A liquid apogee engine (LAE), or apogee engine, refers to a type of chemical rocket engine typically used as the main engine in a spacecraft.

The name apogee engine derives from the type of manoeuvre for which the engine is typically used, i.e. an in-space delta-v change made at the apogee of an elliptical orbit in order to circularise it. For geostationary satellites, this type of orbital manoeuvre is performed to transition from a geostationary transfer orbit and place the satellite on station in a circular geostationary orbit. Despite the name, an apogee engine can be used for a range of other manoeuvres, such as end-of-life deorbit, Earth orbit escape, planetary orbit insertion and planetary descent/ascent.

In some parts of the space industry an LAE is also referred to as a liquid apogee motor (LAM), a liquid apogee thruster (LAT) and, depending on the propellant, a dual-mode liquid apogee thruster (DMLAT). Despite the ambiguity with respect to the use of engine and motor in these names, all use liquid propellant. An apogee kick motor (AKM) or apogee boost motor (ABM) such as the Waxwing, however, uses solid propellant. These solid-propellant versions are not used on new-generation satellites.

==History==

The apogee engine traces its origin to the early 1960s, when companies such as Aerojet, Rocketdyne, Reaction Motors, Bell Aerosystems, TRW Inc. and The Marquardt Company were all participants in developing engines for various satellites and spacecraft.

Derivatives of these original engines are still used today and are continually being evolved and adapted for new applications.

== Layout ==

A typical liquid apogee engine scheme could be defined as an engine with:
- pressure-regulated hypergolic liquid bipropellant feed,
- thermally isolated solenoid or torque motor valves,
- injector assembly containing (though dependent on the injector) central oxidant gallery and outer fuel gallery,
- radiative and film-cooled combustion chamber,
- characteristic velocity limited by thermal capability of combustion chamber material,
- Thrust coefficient limited by supersonic area ratio of the expansion nozzle.

To protect the spacecraft from the radiant heat of the combustion chamber, these engines are generally installed together with a heat shield.

== Propellant ==

Apogee engines typically use one fuel and one oxidizer. This propellant is usually, but not restricted to, a hypergolic combination such as:
- N_{2}H_{4} (hydrazine)/N_{2}O_{4} (nitrogen tetroxide),
- MMH/N_{2}O_{4},
- UDMH/N_{2}O_{4}.

Hypergolic propellant combinations ignite upon contact within the engine combustion chamber and offer very high ignition reliability, as well as the ability for reignition.

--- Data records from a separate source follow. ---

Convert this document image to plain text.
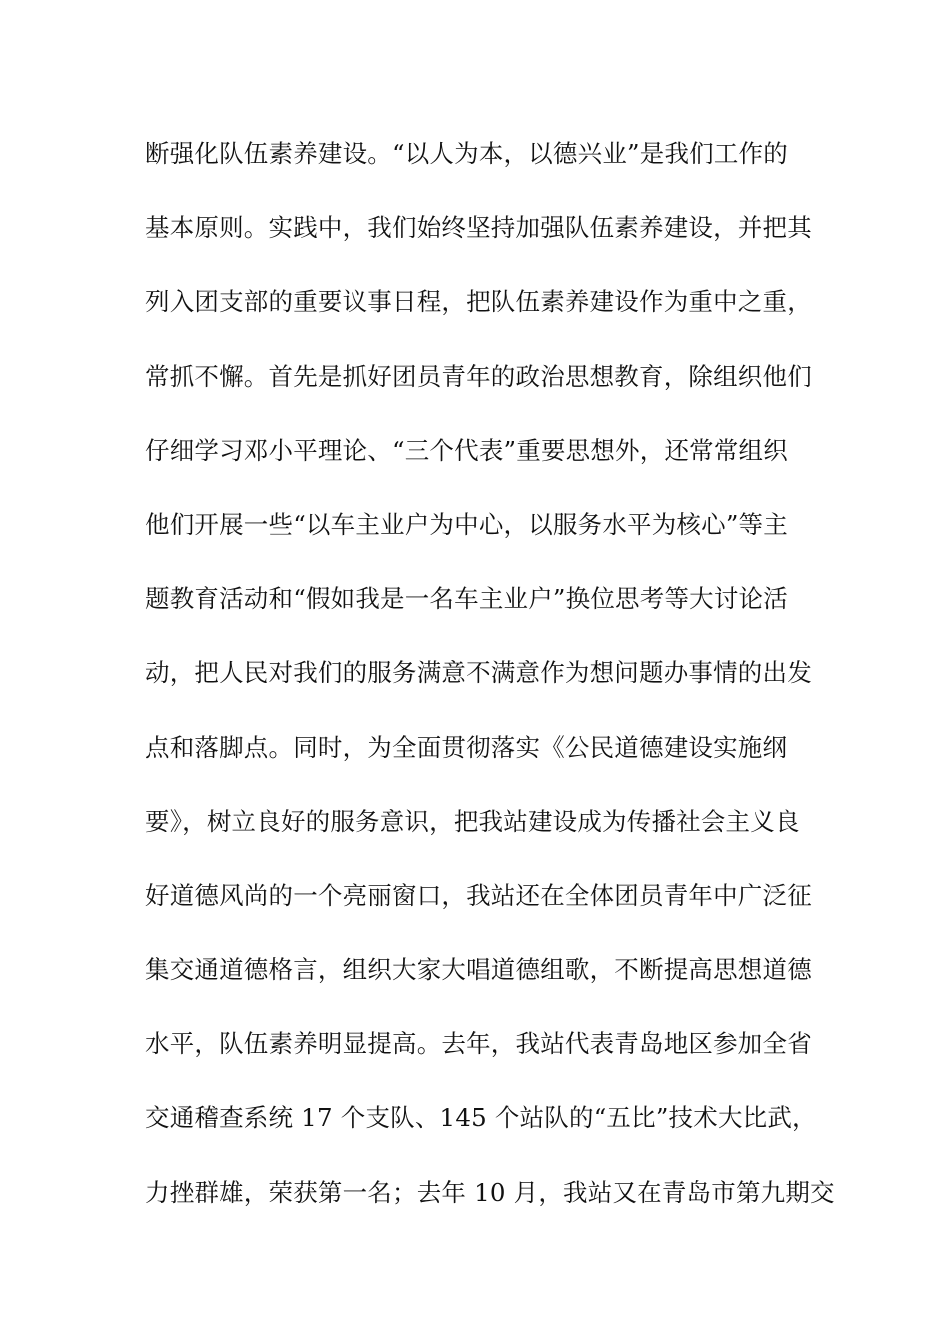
断强化队伍素养建设。“以人为本，以德兴业”是我们工作的
基本原则。实践中，我们始终坚持加强队伍素养建设，并把其
列入团支部的重要议事日程，把队伍素养建设作为重中之重，
常抓不懈。首先是抓好团员青年的政治思想教育，除组织他们
仔细学习邓小平理论、“三个代表”重要思想外，还常常组织
他们开展一些“以车主业户为中心，以服务水平为核心”等主
题教育活动和“假如我是一名车主业户”换位思考等大讨论活
动，把人民对我们的服务满意不满意作为想问题办事情的出发
点和落脚点。同时，为全面贯彻落实《公民道德建设实施纲
要》，树立良好的服务意识，把我站建设成为传播社会主义良
好道德风尚的一个亮丽窗口，我站还在全体团员青年中广泛征
集交通道德格言，组织大家大唱道德组歌，不断提高思想道德
水平，队伍素养明显提高。去年，我站代表青岛地区参加全省
交通稽查系统 17 个支队、145 个站队的“五比”技术大比武，
力挫群雄，荣获第一名；去年 10 月，我站又在青岛市第九期交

In many instances mixed oxides of nitrogen (MON), such as MON-3 (nitrogen tetroxide with 3 wt% nitric oxide), is used as a substitute for pure nitrogen tetroxide.

The use of hydrazine is under threat in Europe due to REACH regulations. In 2011 the REACH framework legislation added hydrazine to its candidate list of substances of very high concern. This step increases the risk that the use of hydrazine will be prohibited or restricted in the near- to mid-term.

Exemptions are being sought to allow hydrazine to be used for space applications, however to mitigate this risk, companies are investigating alternative propellants and engine designs. A change over to these alternative propellants is not straightforward, and issues such as performance, reliability and compatibility (e.g. satellite propulsion system and launch-site infrastructure) require investigation.

==Performance==

The performance of an apogee engine is usually quoted in terms of vacuum specific impulse and vacuum thrust. However, there are many other details which influence performance:
- The characteristic velocity is influenced by design details such as propellant combination, propellant feed pressure, propellant temperature, and propellant mixture ratio.
- The thrust coefficient is influenced primarily by the nozzle supersonic area ratio.

A typical 500 N-class hypergolic liquid apogee engine has a vacuum specific impulse in the region of 320 s, with the practical limit estimated to be near 335 s.

Though marketed to deliver a particular nominal thrust and nominal specific impulse at nominal propellant feed conditions, these engines actually undergo rigorous testing where performance is mapped over a range of operating conditions before being deemed flight-qualified. This means that a flight-qualified production engine can be tuned (within reason) by the manufacturer to meet particular mission requirements, such as higher thrust.

== Operation ==

Most apogee engines are operated in an on–off manner at a fixed thrust level. This is because the valves used only have two positions: open or closed.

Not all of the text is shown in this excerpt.